First observation of a quadruple asteroid

Abstract

Context. Extreme adaptive optics systems, such as the Spectro-Polarimetric High-contrast Exoplanet REsearch facility (SPHERE), push forward the limits in high contrast and high resolution in direct imaging. The main objectives of these instruments are exoplanet detection and characterisation. Aims. We aim to increase the contrast limits to detect new satellites orbiting known asteroids. We use cutting-edge data reduction techniques and data processing algorithms that are essential to best analyse the raw data provided by the instruments and increase their performances. Doing so, the unequalled performances of SPHERE also make it a unique tool to resolve and study asteroids in the solar system, expanding the domain of its main science targets. Methods. We applied a newly developed data reduction pipeline for integral field spectrographs on archival SPHERE data of a resolved asteroid, (130) Elektra. It was coupled with a dedicated point spread function reconstruction algorithm to model the asteroid halo. Following the halo removal, the moon signal could be extracted more accurately.
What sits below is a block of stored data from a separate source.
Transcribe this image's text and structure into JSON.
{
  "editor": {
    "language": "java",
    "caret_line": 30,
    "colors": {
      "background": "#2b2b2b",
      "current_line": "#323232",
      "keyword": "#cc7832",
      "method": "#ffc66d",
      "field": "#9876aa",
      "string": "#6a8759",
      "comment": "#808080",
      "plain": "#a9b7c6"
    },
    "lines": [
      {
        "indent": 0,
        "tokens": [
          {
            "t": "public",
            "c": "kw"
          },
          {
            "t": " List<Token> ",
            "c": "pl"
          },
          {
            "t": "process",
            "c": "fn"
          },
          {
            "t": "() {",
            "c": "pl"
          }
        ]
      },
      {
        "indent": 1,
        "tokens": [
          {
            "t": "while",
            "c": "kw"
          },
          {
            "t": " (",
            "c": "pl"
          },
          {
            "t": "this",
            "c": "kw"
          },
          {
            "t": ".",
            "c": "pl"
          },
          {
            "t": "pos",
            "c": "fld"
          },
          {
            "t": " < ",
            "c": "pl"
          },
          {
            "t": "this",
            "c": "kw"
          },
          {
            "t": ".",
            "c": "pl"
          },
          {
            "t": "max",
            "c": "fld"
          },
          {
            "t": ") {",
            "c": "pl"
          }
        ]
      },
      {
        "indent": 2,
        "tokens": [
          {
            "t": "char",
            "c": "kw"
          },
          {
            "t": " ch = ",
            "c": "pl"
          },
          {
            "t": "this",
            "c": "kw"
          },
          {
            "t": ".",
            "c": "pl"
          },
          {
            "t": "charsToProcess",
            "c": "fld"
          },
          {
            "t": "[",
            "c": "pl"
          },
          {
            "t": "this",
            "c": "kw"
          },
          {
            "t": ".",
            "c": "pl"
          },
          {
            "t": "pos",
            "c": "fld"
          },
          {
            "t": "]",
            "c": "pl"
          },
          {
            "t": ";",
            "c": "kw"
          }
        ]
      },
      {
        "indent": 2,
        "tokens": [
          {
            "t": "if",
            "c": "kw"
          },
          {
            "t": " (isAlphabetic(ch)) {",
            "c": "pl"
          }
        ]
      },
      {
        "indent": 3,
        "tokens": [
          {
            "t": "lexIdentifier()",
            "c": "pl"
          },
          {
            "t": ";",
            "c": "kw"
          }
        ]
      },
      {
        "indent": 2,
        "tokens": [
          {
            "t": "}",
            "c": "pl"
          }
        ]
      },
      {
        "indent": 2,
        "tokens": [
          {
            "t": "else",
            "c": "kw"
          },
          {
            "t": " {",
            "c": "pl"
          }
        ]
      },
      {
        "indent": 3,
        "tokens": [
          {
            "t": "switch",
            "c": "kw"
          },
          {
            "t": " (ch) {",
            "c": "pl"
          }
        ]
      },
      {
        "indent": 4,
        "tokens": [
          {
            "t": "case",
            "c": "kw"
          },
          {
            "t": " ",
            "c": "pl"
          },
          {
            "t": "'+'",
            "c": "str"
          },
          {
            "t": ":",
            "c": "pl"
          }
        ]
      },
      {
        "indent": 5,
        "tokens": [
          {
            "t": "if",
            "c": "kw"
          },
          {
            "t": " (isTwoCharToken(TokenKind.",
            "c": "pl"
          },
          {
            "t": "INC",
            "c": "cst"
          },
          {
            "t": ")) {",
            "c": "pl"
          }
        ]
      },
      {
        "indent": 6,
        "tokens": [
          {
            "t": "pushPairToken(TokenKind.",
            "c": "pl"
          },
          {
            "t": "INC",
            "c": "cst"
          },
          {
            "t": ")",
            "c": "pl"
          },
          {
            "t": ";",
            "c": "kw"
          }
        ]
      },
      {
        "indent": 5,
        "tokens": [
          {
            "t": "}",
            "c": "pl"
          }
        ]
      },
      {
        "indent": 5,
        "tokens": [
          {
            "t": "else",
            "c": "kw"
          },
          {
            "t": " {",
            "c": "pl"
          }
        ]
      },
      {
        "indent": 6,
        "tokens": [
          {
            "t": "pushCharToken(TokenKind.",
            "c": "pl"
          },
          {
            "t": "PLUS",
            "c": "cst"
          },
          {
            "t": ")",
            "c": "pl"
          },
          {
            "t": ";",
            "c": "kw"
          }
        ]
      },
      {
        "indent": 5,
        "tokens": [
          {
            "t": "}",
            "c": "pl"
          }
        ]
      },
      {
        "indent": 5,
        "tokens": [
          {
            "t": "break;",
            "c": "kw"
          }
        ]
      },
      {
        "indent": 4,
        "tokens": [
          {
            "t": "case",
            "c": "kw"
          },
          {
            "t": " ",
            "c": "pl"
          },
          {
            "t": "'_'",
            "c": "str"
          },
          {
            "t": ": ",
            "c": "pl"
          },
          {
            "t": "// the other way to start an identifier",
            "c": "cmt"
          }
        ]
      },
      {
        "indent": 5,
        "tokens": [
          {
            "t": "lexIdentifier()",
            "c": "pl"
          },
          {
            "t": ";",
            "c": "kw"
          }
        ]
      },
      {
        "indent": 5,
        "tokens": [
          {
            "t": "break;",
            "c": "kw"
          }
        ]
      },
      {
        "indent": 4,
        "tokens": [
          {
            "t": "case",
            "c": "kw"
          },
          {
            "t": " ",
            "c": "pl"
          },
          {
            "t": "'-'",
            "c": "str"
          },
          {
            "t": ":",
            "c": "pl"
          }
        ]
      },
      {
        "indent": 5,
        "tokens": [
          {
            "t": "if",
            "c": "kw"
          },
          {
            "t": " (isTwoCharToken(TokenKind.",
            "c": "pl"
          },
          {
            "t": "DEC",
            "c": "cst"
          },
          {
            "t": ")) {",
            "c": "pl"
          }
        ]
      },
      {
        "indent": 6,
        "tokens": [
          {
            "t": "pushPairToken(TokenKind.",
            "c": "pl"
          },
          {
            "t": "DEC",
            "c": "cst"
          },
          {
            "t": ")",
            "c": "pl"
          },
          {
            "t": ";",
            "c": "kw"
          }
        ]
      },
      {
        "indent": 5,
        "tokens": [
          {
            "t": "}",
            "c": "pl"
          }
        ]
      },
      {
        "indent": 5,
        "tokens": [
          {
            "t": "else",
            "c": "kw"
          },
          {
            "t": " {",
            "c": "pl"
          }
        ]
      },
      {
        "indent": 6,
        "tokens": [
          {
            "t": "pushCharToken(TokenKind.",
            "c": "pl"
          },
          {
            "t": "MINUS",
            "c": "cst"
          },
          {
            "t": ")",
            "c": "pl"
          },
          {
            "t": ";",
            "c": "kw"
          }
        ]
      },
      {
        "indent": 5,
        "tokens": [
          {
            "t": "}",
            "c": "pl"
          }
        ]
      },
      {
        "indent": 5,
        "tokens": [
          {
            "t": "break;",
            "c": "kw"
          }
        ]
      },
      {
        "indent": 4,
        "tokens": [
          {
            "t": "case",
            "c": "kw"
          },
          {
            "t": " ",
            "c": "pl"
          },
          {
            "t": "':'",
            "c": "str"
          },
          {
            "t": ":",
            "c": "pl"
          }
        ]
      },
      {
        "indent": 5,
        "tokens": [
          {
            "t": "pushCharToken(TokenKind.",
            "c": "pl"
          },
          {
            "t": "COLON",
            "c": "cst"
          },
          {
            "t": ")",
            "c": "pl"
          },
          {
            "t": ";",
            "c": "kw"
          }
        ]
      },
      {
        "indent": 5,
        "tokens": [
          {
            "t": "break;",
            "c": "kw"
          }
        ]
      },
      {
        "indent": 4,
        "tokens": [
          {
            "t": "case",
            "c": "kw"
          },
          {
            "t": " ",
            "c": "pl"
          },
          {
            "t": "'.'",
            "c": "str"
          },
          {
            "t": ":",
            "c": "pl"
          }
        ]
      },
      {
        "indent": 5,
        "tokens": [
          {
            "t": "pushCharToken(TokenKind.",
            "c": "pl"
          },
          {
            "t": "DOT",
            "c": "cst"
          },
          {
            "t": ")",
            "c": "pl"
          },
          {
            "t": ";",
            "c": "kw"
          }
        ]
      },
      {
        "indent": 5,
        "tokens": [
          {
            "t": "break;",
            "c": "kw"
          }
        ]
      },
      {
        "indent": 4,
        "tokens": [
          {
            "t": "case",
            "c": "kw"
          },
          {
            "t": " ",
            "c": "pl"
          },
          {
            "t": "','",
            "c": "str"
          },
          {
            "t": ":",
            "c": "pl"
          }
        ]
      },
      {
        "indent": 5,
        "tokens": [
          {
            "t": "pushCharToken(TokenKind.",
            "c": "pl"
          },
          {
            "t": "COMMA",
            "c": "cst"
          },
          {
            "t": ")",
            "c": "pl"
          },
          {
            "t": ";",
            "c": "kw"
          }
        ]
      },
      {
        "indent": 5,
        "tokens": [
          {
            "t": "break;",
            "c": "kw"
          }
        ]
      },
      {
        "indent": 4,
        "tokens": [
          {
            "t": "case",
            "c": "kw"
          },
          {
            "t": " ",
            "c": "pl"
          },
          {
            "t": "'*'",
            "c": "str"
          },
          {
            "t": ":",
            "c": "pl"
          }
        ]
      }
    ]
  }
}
The moon positions were fitted at three epochs and were used to derive the orbital parameters via a genetic-based algorithm. Results. We announce the discovery of S/2014 (130) 2, a third moon orbiting (130) Elektra, making it the first quadruple asteroid ever found. It is identified in three different epochs, 9, 30, and 31 Dec. 2014, at a respective angular separation of 258 mas (333 km), 229 mas (327 km), and 319 mas (457 km). We estimate that this moon has a period of 0.679 ± 0.001 day and a semi-major axis of 344 ± 5 km, with an eccentricity of 0.33 ± 0.05 and an inclination of 38° ±19° compared to the primary rotation axis. With a relative magnitude to the primary of 10.5 ± 0.5, its size is estimated to be 1.6 ± 0.4 km. Conclusions. The orbital parameters of S/2014 (130) 2 are poorly constrained due to the unfavourable configurations of the available fragmentary data. Additional observations are needed to better estimate its orbit and to suggest a formation model. This new detection nonetheless shows that dedicated data reduction and processing algorithms modelling the physics of the instruments can push their contrast limits further.